Кроме акцента на архетипическом измерении души и личного испытания этого на опыте, у Юнга были и другие идеи о психологическом развитии, которые оказались пророческими. Выдающимся было исследование феминного архетипа в мифологии и соответствующее ему значение в психологическом развитии обоих полов. Юнг осознал, что "маскулинные" аспекты души, такие как самоуправление, самостоятельность и агрессивность, не являются превосходящими по отношению к "феминным" элементам, таким как забота о потомстве, зависимость от взаимоотношений и эмпатия. Скорее, эти две части формируют целое, и обе эти части принадлежат каждому индивидууму. Юнг назвал "феминный" архетип мужчины - анима, а "маскулинный" архетип женщины - анимус. Юнг представлял их себе похожими на души - образы с их собственной психической реальностью, на "отличающуюся сущность", которая, как таковая, нуждается в том, чтобы соединиться, и, следовательно, соединяет эго с объективной душой.

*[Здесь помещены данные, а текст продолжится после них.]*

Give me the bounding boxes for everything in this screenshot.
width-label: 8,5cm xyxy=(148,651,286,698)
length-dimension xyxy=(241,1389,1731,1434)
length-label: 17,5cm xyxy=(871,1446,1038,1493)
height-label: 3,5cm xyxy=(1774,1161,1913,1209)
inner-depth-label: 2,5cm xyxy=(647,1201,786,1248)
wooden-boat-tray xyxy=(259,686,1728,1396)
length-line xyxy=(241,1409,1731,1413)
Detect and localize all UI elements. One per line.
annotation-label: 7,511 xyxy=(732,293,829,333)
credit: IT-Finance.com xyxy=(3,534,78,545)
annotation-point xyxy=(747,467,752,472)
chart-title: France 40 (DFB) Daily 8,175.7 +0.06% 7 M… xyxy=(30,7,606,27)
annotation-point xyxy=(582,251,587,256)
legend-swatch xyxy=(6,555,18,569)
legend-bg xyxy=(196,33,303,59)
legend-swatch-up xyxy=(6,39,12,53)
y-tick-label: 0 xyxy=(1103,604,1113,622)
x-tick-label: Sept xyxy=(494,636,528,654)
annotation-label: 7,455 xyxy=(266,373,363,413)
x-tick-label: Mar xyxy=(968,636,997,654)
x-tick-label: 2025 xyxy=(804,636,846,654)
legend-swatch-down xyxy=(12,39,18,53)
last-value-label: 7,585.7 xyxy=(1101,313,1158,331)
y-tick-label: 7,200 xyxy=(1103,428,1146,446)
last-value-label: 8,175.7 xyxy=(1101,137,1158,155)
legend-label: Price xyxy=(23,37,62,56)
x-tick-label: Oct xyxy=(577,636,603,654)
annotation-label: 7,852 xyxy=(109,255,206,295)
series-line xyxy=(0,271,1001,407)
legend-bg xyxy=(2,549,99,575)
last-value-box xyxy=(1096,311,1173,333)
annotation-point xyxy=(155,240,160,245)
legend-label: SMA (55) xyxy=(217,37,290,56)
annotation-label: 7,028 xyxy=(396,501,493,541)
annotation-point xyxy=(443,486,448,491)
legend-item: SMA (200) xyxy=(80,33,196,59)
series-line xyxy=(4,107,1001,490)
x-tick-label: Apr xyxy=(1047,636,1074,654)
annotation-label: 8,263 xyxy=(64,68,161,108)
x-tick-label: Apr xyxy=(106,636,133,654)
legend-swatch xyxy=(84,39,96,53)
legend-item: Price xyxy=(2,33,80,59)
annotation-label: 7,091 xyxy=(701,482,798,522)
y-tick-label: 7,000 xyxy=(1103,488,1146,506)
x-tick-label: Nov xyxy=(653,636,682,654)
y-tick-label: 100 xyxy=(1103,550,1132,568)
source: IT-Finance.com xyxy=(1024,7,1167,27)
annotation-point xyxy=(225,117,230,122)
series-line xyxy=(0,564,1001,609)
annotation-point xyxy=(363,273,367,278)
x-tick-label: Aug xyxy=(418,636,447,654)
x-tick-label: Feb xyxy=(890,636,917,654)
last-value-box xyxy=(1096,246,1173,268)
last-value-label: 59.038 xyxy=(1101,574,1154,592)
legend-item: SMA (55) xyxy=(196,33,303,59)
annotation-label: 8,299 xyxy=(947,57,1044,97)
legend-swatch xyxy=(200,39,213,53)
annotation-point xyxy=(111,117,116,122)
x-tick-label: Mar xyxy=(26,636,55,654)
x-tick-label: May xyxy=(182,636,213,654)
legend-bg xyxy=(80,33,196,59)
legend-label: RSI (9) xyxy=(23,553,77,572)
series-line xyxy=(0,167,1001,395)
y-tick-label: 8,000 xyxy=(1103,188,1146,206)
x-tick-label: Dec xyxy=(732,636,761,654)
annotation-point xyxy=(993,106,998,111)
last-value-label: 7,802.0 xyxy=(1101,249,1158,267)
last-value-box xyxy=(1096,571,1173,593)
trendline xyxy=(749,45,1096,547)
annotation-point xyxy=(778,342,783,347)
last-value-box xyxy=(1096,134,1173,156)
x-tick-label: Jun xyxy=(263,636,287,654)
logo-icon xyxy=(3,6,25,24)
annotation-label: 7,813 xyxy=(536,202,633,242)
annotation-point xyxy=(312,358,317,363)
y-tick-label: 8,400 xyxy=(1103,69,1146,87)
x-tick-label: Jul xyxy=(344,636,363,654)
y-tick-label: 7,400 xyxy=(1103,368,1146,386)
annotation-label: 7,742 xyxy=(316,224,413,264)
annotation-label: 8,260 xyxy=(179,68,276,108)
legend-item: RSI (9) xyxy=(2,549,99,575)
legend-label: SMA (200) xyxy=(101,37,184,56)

Постулируя архетипы анима - анимус. Юнг расширял картину возможностей развития для обоих полов. Хотя в некоторых своих ранних предположениях о половом развитии и поведении Юнг явно находился под влиянием мышления, основанного на доминировании "мужского типа", одним из наиболее ошеломляющих достижений более позднего периода его творчества было то, что он поместил женщин и феминные аспекты души на равных с мужчинами и маскулинностью. Это, в сущности, бросало вызов всей структуре психоаналитической теории и теории развития, которая была основана на идеале самостоятельного индивидуума - героя, отделяющегося от матери любой ценой (и это являлось моделью психологического здоровья). Такие качества, как зависимость и эмпатия были обесценены и патологизированы. Женщина была по сути второго сорта. Юнг начал пересматривать феминный архетип, что привело в результате к пересмотру наших идей о ментальном здоровье и встраиванию в них "феминных" качеств как естественных.